Milk Allergy in Infants

One sign that your baby may be allergic to cow’s milk is becoming excessively fussy after they’ve had a bottle. Although you may not be feeding them cow’s milk, it is found in many commercial infant formulas. Up to five percent of all babies and young children are allergic to cow’s milk, but most children grow out of it by the time they are five-years-old. Here is the information you may need about a milk allergy in infants.

What Is CMA (Cow Milk Allergy)?

A reaction to the proteins in cow’s milk may be a sign of a cow’s milk allergy. Most children are introduced to cow’s milk as babies and continue to drink it throughout their childhood because it can be part of a well-balanced diet. Although it is rare, some babies who are breast-fed may also have this allergy because they are exposed to the milk proteins through mothers who consume cow’s milk. Since cow’s milk is present in formulas, it is recommended that breast feeding continue and mothers stop consuming cow’s milk to reduce allergic reactions.


The reactions to cow’s milk are more common when switching from breast feeding to formula or when weaning infants from the breast. An infant’s reaction to cow’s milk may occur immediately after consuming milk or may be delayed. Some of the signs of an immediate reaction to cow’s milk proteins include:

  • Red rash around the mouth
  • Swelling of the face
  • Red lumps on the body
  • A runny nose
  • Nausea and/or vomiting
  • Loose bowels

More severe symptoms are rare, but reactions like breathing problems or the child suddenly going limp may occur. If any of these reactions happens, immediate medical attention is necessary.

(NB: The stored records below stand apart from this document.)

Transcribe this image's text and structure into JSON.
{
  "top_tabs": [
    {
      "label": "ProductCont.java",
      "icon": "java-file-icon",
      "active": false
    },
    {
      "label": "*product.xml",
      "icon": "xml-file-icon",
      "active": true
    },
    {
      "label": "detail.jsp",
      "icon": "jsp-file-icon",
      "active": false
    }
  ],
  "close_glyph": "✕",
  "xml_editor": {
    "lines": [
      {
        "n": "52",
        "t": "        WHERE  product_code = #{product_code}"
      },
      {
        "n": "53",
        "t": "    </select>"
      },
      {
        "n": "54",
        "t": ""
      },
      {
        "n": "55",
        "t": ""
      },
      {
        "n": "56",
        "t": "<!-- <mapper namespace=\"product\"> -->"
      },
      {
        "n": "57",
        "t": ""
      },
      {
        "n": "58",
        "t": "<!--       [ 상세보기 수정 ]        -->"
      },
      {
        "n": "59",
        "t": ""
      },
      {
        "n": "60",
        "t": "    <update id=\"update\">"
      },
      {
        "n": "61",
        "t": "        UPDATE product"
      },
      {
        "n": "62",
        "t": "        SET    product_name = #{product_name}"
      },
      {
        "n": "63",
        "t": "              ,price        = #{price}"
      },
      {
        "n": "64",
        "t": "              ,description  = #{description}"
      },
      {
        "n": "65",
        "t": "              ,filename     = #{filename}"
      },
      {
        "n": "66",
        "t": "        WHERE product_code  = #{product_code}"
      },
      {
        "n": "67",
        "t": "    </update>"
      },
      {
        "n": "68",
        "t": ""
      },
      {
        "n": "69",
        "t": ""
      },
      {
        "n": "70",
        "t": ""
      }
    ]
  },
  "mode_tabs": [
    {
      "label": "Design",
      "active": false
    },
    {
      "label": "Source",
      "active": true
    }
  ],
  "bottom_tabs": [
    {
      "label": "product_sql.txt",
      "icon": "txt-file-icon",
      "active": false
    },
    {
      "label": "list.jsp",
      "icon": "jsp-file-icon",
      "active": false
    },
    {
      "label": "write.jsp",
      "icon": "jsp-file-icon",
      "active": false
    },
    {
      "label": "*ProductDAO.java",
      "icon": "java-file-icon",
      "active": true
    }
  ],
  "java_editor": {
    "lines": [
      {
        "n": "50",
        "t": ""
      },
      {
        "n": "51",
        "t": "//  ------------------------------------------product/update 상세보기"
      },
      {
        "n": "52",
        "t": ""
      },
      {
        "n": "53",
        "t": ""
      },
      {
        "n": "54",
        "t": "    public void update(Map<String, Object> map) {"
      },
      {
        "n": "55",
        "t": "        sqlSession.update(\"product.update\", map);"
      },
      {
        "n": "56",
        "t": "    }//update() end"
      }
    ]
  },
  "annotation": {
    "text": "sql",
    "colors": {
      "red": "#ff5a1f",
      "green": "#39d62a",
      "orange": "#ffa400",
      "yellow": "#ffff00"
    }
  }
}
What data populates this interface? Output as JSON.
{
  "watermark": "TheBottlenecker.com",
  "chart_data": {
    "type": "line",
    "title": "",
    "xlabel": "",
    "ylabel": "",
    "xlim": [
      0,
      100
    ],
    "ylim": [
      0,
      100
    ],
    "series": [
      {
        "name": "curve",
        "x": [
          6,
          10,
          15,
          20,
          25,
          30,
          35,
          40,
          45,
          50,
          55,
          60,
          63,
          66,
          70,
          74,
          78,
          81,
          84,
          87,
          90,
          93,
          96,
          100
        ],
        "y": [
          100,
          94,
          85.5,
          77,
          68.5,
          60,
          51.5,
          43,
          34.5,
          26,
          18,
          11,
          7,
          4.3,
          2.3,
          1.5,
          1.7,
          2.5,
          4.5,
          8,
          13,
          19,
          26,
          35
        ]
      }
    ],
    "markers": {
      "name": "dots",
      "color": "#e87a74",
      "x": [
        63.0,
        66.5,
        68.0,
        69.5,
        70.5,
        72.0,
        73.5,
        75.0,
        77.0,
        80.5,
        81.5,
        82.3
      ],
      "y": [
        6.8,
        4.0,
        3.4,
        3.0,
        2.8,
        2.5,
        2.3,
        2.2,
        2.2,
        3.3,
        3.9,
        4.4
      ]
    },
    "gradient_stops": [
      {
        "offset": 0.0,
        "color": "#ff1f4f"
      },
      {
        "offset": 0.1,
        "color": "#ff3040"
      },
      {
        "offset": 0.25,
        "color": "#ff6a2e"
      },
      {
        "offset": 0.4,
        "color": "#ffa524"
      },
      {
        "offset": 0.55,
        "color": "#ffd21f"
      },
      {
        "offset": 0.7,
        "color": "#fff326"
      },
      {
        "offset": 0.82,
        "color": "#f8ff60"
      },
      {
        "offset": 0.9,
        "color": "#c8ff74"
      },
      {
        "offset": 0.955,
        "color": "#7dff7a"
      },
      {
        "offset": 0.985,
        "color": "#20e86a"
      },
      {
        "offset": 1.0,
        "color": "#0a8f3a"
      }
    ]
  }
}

Some delayed reactions to a milk allergy in infants can be chronic and include:

  • Acid reflux
  • Eczema
  • Stunted growth
  • Colic
  • Constipation
  • Refusing to eat

Some of these symptoms may be shared with other medical conditions, so if your baby is having them, you need to consult with his or her pediatrician to find out the cause.

Differentiate with Milk Intolerance

Intolerance to milk has nothing to do with the proteins contained in cow’s milk or with the baby’s immune system. Instead, it is a reaction to the sugar contained in milk, which is called lactose. Milk intolerance is also called lactose intolerance and occurs because a breast-fed or formula-fed baby cannot digest lactose.

It is rare for babies to have lactose intolerance, which may be known as congenital lactose intolerance, as this condition usually develops in older children and adults. However, for babies who are lactose intolerant, if they are fed formulas without lactose or breast-fed, they will be fine. Some of the symptoms of lactose intolerance in infants include:

  • Flatulence
  • Bloating
  • Loose bowels
  • Spit up
  • Eczema
  • Fussiness or being colicky
  • Stunted growth

How Is Milk Allergy in Infants Diagnosed?

If you do suspect your baby has a milk allergy, you need to consult with his or her pediatrician, who will order tests to confirm an allergy or uncover other medical conditions. Although there is not a specific laboratory test for a milk allergy in infants, there are several tests they can do to help diagnose an allergy to cow’s milk. Your baby’s pediatrician may have his or her stools and blood tested for the allergy or they may do a skin test as well.

An allergy skin test involves taking milk proteins and injecting them just under the baby’s skin. If a raised bump appears, which is called a wheal, then he or she may be allergic to those proteins. An oral test may be given, if the doctor feels it is safe to do so. This involves feeding the baby milk and observing them for a reaction. If your child is diagnosed with a milk allergy, then you will probably be told to avoid feeding him or her milk and other products containing milk.

How to Treat Milk Allergy in Infants

Although the allergy to milk usually resolves on its own by the time children are three to five-years-old, some children never outgrow it.

1.    Check Labels

Look on the labels of the foods you buy for your child to see if they use milk or milk-based ingredients. This information is required to be on food labels and it will be included in or next to the list of ingredients.

2.    Avoid Dairies

Although a baby is breast-feeding, he or she may still be exposed to milk proteins through the mother’s milk. Try to avoid drinking milk or consuming other dairy foods because they can also contain milk proteins. You may wish to consult with your doctor about alternate ways to get the calcium you need to maintain your, as well as your baby’s, health.

3.    Change Formulas

If your baby is being fed with formula, then your baby’s pediatrician will recommend other types of formulas, such as a soy-based formula. However, some babies do not tolerate soy products well, so the doctor may suggest a hypoallergenic formula, of which there are two types:

  • Extensively hydrolyzed formula – This type of formula does contain cow’s milk, but the proteins are broken down into very small particles. Many babies can consume this formula because the milk particles are so small.
  • Amino acid-based formula – Amino acids are natural, basic proteins in the simplest form and this formula may be recommended for a milk allergy in infants.